安田:そのときに大事なことが、大きく2つあります。「タイトル」と「リード」です。そこがダメなら、どんなに中身が良くできていても、記者は見てくれません。

基本的に、記者って忙しいんです。想像以上に忙しいから、個々の情報にそれほど手間をかけてくれないんですよ。

昔は、リリースはファックスか郵送で届いたので、パッと見たら全体像が見えて、写真も目に入りました。でも、今はほとんどがメールで届きます。

メールでリリースを受け取る記者が、どんな環境でそれらを目にしているのかイメージしてみてください。

最初に目に入るのは、メールの一覧ですよね。少なくともそこには本文は出ていません。画像も出ていません。昔と違って、本文も写真もまったく目に入らないんです。

しかもメール配信になってから届く量が爆発的に増えて、1日500~600通は来ています。そのうち9割は、自分が携わっているメディアとは関係ない情報です。

すると、どうなるか。1日に500通チェックするとして、1通あたり10秒かけたら全部確認するのに83分かかります。

株式会社インプレス 安田 英久氏

──そんなに時間はかけませんよね。

安田:はい。1通2秒なら16分で済みます。まぁ、そのくらいが妥当ですね。

我々はどうやって見ているかというと、タイトルだけザーッと見て、「ん?」と思ったものは30秒かけて本文を見る。さらに「これはどうだろう?」と思ったら10分かけて調べる。そんな感じです。

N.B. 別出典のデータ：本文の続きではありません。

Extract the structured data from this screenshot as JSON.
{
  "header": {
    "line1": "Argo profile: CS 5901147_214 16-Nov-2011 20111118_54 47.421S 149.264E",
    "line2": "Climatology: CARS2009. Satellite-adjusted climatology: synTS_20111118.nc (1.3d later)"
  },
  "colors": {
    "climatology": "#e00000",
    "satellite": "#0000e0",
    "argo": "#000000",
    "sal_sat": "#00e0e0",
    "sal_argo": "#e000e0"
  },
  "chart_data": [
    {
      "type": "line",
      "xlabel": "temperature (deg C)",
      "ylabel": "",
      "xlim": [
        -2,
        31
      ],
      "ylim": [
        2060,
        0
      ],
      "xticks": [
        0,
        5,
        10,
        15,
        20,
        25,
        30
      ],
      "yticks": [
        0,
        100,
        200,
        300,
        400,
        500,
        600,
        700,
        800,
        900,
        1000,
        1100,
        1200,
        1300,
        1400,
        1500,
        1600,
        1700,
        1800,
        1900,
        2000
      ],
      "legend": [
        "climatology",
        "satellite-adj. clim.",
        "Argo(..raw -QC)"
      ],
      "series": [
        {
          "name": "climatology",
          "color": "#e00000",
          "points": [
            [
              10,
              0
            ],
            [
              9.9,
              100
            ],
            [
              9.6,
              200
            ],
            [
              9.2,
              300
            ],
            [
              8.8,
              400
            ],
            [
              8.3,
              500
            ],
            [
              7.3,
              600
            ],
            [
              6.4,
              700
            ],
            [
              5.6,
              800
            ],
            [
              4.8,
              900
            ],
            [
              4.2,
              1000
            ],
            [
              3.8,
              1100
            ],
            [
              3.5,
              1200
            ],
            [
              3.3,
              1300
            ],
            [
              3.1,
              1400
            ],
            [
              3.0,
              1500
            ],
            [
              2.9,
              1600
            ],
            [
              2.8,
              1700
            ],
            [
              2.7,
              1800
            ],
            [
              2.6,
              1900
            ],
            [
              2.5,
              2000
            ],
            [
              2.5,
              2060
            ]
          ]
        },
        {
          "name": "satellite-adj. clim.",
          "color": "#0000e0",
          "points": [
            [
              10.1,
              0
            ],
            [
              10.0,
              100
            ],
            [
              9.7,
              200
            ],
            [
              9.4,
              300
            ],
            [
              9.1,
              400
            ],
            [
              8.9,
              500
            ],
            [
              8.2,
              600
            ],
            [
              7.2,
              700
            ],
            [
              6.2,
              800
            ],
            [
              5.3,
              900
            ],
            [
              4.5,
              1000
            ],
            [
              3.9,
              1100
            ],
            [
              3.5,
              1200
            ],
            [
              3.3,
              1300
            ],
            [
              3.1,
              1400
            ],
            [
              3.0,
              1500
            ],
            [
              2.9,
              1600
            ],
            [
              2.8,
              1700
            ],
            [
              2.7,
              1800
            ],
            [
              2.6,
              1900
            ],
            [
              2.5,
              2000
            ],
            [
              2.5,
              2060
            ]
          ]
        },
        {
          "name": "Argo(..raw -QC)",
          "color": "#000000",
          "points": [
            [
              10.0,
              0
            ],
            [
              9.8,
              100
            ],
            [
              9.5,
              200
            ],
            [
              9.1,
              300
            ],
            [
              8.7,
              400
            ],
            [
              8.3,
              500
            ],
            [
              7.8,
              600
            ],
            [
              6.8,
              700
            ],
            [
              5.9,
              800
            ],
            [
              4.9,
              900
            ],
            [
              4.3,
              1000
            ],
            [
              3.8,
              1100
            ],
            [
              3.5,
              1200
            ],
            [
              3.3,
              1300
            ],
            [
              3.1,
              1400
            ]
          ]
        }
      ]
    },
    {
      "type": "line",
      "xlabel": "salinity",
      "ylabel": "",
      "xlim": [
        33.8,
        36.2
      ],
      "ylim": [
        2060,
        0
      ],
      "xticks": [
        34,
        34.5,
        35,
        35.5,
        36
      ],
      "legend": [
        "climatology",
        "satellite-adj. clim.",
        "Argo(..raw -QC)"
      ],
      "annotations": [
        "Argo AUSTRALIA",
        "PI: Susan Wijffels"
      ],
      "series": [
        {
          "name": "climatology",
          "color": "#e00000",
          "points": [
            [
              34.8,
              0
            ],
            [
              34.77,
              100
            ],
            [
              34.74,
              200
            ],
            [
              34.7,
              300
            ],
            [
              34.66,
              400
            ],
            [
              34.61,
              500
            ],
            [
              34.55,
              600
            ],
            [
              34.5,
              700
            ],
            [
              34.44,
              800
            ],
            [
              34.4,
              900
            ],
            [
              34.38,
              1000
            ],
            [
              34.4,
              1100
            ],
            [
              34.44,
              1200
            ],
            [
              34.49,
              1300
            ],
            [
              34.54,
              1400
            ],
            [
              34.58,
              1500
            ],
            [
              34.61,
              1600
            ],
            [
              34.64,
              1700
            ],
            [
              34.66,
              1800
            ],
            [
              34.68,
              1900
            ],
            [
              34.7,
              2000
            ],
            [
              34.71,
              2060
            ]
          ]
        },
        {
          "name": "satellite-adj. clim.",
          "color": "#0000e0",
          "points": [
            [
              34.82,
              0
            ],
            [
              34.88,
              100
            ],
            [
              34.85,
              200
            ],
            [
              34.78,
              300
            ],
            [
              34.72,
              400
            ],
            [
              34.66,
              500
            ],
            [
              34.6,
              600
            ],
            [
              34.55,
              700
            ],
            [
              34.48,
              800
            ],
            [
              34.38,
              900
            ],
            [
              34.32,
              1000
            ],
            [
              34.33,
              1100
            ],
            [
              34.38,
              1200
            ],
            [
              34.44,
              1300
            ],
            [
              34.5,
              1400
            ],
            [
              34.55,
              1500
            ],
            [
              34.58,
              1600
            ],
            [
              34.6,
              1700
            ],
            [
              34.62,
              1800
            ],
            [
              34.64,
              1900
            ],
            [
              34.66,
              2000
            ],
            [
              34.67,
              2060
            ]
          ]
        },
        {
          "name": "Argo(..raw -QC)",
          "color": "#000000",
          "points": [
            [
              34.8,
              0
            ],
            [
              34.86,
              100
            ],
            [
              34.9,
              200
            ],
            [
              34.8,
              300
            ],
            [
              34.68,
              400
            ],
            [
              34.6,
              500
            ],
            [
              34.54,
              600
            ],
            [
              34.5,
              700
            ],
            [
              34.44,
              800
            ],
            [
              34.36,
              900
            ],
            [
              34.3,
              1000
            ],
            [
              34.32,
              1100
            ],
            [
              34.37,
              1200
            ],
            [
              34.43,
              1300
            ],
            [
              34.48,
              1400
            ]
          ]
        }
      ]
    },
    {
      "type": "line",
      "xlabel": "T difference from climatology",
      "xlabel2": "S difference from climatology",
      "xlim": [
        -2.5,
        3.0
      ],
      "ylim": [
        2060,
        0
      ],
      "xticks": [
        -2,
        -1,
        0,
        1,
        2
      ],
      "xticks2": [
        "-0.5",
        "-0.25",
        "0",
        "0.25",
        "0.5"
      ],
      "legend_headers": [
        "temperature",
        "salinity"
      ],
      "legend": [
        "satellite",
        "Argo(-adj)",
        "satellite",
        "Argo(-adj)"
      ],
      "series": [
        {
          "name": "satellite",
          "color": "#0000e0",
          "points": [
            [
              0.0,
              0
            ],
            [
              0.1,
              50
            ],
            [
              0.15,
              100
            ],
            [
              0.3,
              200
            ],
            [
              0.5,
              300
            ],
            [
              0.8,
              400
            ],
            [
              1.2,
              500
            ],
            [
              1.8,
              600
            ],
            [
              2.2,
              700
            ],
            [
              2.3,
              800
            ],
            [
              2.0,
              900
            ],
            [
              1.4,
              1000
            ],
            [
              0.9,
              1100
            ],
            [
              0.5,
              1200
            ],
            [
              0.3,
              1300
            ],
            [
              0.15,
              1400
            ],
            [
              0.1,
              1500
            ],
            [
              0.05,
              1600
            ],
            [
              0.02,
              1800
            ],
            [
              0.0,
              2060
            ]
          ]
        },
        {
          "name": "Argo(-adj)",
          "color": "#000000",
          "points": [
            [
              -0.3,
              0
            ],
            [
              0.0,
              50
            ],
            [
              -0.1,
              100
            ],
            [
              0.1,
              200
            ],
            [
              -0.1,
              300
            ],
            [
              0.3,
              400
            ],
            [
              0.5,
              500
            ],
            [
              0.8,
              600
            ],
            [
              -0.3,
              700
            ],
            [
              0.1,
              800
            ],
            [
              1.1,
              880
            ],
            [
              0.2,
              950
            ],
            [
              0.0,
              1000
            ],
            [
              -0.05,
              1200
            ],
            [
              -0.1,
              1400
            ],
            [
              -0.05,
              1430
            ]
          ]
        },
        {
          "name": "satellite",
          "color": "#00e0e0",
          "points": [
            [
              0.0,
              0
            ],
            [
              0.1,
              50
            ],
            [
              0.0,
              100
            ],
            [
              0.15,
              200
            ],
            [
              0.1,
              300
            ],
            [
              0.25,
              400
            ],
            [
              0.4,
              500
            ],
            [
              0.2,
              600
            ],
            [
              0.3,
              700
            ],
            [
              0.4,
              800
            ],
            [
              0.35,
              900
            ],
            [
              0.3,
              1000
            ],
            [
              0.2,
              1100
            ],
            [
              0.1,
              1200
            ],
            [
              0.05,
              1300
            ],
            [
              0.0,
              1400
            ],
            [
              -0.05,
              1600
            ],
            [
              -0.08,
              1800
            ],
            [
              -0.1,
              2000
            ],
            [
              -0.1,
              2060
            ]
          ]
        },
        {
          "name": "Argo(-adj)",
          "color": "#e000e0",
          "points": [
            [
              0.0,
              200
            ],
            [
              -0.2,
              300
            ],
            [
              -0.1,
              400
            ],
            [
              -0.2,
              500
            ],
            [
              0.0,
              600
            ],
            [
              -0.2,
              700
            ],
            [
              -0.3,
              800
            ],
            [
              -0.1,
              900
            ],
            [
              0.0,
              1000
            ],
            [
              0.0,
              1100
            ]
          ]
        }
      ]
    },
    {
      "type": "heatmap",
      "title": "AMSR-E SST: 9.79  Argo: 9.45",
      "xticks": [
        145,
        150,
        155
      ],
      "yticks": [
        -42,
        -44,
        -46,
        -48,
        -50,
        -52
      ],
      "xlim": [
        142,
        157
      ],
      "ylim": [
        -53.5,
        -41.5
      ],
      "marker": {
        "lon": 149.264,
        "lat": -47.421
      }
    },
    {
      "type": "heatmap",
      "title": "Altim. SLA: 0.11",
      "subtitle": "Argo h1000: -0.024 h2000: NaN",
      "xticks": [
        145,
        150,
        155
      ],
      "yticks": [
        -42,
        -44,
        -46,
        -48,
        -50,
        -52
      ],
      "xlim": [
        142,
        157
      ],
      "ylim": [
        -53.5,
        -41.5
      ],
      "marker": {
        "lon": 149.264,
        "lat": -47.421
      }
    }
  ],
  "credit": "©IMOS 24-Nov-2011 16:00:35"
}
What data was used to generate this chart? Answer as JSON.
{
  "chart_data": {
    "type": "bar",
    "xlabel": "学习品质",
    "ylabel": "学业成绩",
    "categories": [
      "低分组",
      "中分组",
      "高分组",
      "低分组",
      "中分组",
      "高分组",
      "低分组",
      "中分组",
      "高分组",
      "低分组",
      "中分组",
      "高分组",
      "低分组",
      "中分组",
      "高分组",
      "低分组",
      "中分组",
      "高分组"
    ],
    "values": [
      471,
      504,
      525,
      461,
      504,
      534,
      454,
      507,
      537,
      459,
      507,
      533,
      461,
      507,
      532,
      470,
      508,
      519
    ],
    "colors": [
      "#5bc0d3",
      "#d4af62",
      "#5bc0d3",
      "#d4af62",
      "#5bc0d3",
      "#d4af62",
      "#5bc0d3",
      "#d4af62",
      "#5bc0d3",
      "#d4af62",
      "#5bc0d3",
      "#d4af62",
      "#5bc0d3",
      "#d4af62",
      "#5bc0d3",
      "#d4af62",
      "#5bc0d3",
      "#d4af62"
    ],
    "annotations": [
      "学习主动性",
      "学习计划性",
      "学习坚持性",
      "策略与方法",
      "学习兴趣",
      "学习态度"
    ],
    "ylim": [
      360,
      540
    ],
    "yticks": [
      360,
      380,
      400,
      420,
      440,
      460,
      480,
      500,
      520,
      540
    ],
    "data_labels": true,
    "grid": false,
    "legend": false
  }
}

ですから、サブジェクトで「ん?」と思わせるには、先頭の20文字でその媒体にとって有益な情報であることがわかるようにする必要があります。それだけで見てもらえる確率が上がります。

「リード」というのは、全体の要点をまとめた冒頭の文章です。30秒かけてチェックするときに最初に見る部分。ここに「平素より大変お世話になっております」なんていうご挨拶はいりません。端的に、要点を伝えてくれればいい。

その上で、中身は先ほど言ったように、ターゲットセグメントの人に響く内容で、かつそのメディアの特性にマッチしていればゴールは達成できるのではないでしょうか。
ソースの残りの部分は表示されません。